Another bend, another hill and around the corner was the house we remembered. We stopped on the road to get a few shots, and then Deborah headed up the grass path towards the front door. I remained on the road, liking that Deborah was bonding with the house and got her in the frame, listening to the story it was trying to tell us.



The grass path looked freshly driven upon. The roof was newish. Almost no window pane had glass remaining. The wooden slats that made up the outside walls of the house were there, but the wooden siding slats were falling every which way in many spots. The front door was almost entirely covered by a large, unruly patch of blackberry bushes. The wildflowers were taking over in every direction.



I approached. I squatted, I listened to the house. I saw the light through one window and through another to behind the house. I wondered what had happened here. I hoped I wasn't going to get ticks when I kneeled in the brush to get a different angle. We were silent mostly, but also wondered some of this outloud.



We turned around and rode back towards a hot shower and the car to take us back to the city. But I looked back over my shoulder one last time at the house as I hit the first downhill and anticipated another uphill to get us to the end of Highland Road once again.

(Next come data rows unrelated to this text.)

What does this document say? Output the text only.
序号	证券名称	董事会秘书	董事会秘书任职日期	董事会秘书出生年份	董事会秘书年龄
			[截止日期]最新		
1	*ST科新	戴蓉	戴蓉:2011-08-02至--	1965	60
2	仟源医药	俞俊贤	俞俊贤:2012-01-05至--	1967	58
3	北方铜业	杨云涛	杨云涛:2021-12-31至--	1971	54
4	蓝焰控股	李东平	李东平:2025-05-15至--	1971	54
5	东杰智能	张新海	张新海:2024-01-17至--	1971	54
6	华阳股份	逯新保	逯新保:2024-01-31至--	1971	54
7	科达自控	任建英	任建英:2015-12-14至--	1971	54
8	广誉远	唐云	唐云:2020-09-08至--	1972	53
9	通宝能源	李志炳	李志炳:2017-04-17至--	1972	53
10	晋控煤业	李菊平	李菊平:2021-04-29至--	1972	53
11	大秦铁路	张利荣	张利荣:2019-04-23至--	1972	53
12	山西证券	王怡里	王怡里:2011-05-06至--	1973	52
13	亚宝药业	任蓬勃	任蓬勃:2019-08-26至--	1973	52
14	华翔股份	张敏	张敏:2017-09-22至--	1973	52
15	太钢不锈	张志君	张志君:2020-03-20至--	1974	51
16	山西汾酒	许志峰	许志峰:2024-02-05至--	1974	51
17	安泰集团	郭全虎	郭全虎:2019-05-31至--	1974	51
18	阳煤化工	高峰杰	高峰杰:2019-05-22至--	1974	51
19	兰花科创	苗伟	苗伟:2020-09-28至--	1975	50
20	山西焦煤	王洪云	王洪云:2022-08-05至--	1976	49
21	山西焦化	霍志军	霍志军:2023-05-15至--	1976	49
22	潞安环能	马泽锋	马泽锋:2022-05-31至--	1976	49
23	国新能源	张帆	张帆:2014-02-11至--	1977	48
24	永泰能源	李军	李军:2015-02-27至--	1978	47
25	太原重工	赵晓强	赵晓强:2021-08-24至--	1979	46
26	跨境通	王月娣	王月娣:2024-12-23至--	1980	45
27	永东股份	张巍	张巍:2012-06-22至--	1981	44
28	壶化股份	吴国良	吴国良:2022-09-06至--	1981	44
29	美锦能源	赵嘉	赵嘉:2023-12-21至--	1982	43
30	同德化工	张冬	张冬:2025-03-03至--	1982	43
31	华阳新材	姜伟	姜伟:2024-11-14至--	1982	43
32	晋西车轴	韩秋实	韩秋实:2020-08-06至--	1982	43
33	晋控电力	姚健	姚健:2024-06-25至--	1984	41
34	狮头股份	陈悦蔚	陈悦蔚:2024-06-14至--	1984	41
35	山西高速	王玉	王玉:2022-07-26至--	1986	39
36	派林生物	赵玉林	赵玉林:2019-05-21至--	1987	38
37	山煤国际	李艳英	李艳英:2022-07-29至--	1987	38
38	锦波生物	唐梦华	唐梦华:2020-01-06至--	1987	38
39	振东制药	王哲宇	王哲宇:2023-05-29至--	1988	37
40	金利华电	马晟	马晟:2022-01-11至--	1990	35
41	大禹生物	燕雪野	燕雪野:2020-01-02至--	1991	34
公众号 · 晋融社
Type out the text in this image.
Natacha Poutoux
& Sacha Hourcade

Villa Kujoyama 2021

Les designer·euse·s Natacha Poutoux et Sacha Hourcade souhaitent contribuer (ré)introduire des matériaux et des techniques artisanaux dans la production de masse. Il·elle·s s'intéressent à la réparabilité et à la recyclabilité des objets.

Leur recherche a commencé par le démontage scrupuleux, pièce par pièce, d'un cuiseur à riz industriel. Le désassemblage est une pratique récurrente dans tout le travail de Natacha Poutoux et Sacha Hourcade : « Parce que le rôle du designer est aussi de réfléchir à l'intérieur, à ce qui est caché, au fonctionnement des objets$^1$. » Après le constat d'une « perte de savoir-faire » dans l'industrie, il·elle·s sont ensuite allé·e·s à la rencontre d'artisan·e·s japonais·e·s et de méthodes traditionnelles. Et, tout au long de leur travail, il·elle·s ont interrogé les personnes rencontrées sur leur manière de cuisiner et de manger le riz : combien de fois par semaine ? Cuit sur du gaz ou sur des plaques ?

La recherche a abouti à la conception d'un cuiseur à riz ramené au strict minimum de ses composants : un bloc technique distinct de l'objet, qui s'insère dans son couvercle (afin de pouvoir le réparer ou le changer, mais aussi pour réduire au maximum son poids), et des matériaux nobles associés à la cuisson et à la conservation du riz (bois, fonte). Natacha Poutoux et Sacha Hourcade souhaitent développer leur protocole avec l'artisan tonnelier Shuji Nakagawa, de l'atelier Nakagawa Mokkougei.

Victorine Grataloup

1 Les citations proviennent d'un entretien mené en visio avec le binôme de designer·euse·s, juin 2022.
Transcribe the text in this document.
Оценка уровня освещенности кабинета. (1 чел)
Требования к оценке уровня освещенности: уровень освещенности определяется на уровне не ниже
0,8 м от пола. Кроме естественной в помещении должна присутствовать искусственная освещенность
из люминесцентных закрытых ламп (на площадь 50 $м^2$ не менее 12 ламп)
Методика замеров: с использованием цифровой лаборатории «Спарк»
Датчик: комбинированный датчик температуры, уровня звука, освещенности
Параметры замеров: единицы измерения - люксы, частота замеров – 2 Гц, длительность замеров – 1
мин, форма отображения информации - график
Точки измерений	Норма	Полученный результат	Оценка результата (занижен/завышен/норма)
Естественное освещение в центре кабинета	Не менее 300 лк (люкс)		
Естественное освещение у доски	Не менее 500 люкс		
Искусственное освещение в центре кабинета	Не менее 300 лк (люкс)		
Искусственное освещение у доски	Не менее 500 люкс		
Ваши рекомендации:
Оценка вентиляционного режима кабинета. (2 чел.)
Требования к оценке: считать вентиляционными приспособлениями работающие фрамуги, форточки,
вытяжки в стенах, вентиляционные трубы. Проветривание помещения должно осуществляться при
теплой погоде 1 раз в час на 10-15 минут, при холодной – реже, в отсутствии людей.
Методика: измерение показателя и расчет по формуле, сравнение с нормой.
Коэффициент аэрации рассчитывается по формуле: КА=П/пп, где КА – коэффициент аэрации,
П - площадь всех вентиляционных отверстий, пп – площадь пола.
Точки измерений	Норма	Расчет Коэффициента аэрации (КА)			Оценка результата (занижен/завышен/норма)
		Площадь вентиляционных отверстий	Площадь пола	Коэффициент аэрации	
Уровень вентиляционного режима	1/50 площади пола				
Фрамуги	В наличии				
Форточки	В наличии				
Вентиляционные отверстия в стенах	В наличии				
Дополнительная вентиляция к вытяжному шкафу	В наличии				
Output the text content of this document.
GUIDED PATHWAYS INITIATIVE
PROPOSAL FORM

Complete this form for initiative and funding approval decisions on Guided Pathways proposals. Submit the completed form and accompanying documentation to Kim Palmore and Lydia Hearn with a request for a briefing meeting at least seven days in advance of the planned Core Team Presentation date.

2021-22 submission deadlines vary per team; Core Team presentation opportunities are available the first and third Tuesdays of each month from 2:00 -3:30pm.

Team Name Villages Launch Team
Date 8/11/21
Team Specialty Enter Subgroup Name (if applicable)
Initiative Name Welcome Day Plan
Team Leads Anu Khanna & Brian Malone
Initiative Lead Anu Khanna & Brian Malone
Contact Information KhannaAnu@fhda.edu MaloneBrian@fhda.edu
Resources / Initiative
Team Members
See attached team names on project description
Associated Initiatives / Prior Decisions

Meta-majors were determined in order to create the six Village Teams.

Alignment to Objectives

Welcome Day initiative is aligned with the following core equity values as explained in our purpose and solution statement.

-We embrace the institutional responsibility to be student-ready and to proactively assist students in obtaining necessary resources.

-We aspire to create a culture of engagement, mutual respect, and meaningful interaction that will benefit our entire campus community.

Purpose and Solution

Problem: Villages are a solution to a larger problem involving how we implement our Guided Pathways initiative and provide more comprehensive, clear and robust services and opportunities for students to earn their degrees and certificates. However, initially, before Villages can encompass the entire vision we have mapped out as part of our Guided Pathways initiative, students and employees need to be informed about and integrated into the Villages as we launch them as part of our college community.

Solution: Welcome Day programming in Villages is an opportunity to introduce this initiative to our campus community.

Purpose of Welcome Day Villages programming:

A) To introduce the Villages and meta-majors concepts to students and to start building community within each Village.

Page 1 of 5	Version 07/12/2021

We noted the address. Deborah wants to know who owned this place and when. An advantage of a really good zoom on your camera is that sometimes you can see things in the photos that you couldn't even make out when you took the picture. I looked slowly through the images when I got home and suddenly stopped short, afraid that I'd see a face or a ghost or something else I couldn't explain in one of the shots. Alas, this doesn't end with a ghost story.

Instead it ends with the willingness to take some time to revisit somewhere that spoke to us and listen. The house was clear with us. It has a story. We may never know what it is, but now we are part of it. We didn't just whiz by on our bikes. We didn't just assume it was abandoned. Because I have a friend who, like me, is willing to wonder.